Editorial
Uma guerra combatida nas sombras
O governo pisa em ovos na hora de tomar uma decisão e vai ser impossível contentar todas categorias
A Receita Federal decidiu prorrogar, para 31 de maio, o prazo para a entrega da declaração do Imposto de Renda de 2022. Esse é o terceiro ano consecutivo que isso ocorre. O limite para quem pretende quitar o imposto a pagar por meio de débito automático a partir da primeira parcela também foi adiado, para 10 de maio -- anteriormente, o estabelecido era 10 de abril. A opção de pagamento agendado ficará disponível a partir da segunda parcela, para quem apresentar a prestação de contas ao Fisco a partir de 11 de maio -- e até o fim da data permitida.
O calendário de pagamento das restituições não foi alterado. O primeiro, dos cinco lotes previstos, começa a ser creditado em maio. O último, em setembro.
A diferença, este ano, está nos motivos que provocaram essa decisão do governo. Desde o ano passado, os auditores-fiscais da Receita Federal ameaçam complicar a vida do Ministério da Fazenda se não forem atendidos em uma série de reivindicações salariais e de carreira. O cronograma do Imposto de Renda de 2022 já saiu prejudicado na origem.

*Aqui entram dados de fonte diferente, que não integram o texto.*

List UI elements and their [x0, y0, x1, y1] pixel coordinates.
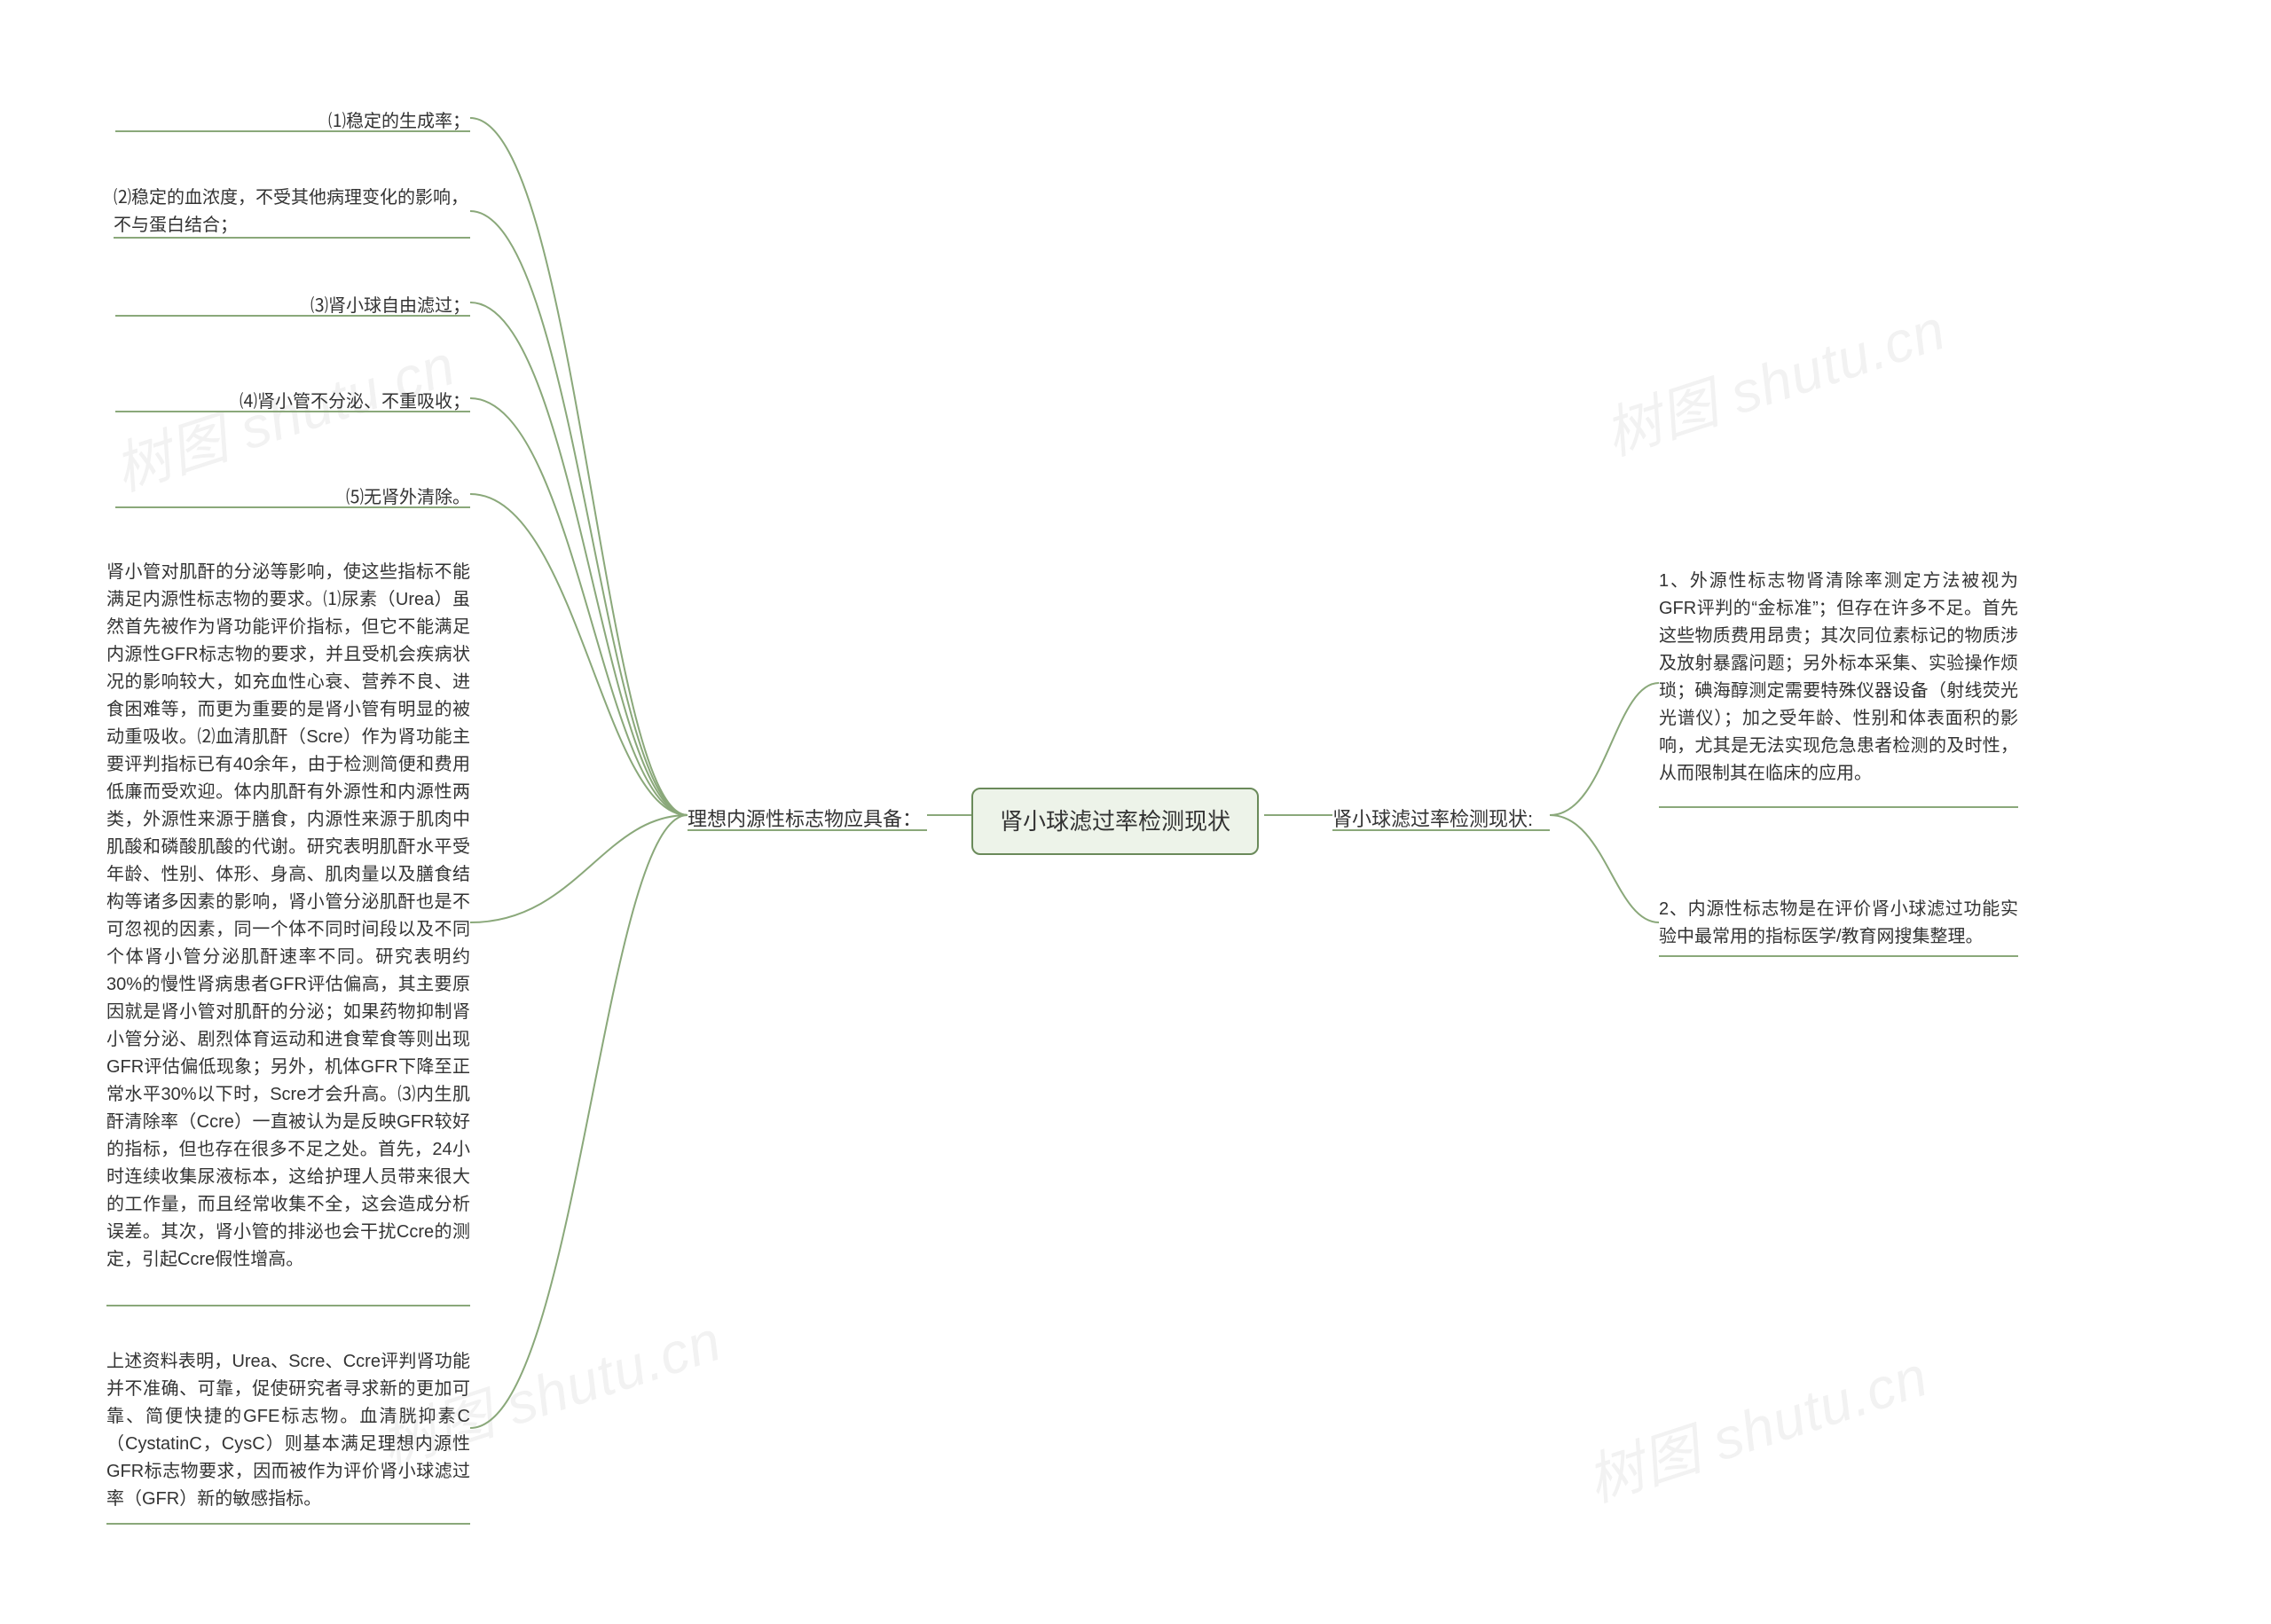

O movimento começou com paralisações pontuais, entrega de cargos de confiança e operação-padrão (aquela em que os funcionários diminuem o ritmo de trabalho para dificultar o andamento das atividades). Os próprios auditores disseram, em várias entrevistas, que o programa que permite a declaração do IR poderia estar cheio de “bugs” (defeitos de programação) que dificultariam a vida de quem quisesse acertar as contas com o Leão. E que a falta de funcionários impediria que as atualizações e correções fossem feitas. A intenção era demonstrar ao governo a insatisfação da categoria após o anúncio de que só as carreiras policiais teriam reajuste este ano.
Esse tipo de ameaça contaminou todo o ambiente financeiro do País. Outras categorias também adotaram o mesmo caminho dos auditores-fiscais da Receita Federal.
Desde primeiro de abril, e por tempo indeterminado, os funcionários do Banco Central decidiram entrar em greve. E o nível de enfrentamento aumentou. O sindicato que representa a categoria (Sinal) chegou a considerar a hipótese de interrupção, total ou parcial, do sistema Pix, da distribuição de cédulas e moedas, das operações de mercado aberto, da divulgação do Boletim Focus (com as projeções de economistas), dificultando até o funcionamento do Sistema de Pagamentos Brasileiro (SPB).
Algumas dessas represálias já tiveram início. E a chantagem saiu do discurso e passou à pratica. E isso feito por uma categoria em que boa parte dos funcionários recebe cerca de R$ 26 mil por mês, fora os benefícios. Para ser ter uma ideia, a média salarial do brasileiro fechou o ano de 2021 em R$ 1.921,00.
O Banco Central faz o possível para contornar essa crise provocada pela greve. Em nota, afirmou ter planos de contingência para “manter o funcionamento dos sistemas críticos para a população, os mercados e as operações das instituições reguladas, tais como Sistema de Transferência de Reservas (STR), Pix, Selic, entre outros”. Mas a maioria desses sistemas é gerenciada automaticamente, num mundo totalmente virtual, e fica difícil impedir ações que travem seu funcionamento e compliquem as operações.
O governo pisa em ovos na hora de tomar uma decisão. A Medida Provisória que reajustaria os salários das carreiras policiais está, por enquanto, suspensa até que se resolva o “imbróglio” com as demais categorias. A verba disponível no Orçamento deste ano para elevar a remuneração dos servidores é de R$ 1,7 bilhão, e vai ser impossível contentar a todos.
O que não se pode admitir, nesse momento de recuperação econômica, é que uns poucos servidores, de polpudos salários, atrapalhem o crescimento do País. Quem trabalha na Receita Federal e no Banco Central sabe dos esforços que estão sendo feitos para que se consiga garantir o mínimo de renda para quem tanto sofreu durante a pandemia. E não é justo, na atual conjuntura, pensar apenas no próprio umbigo.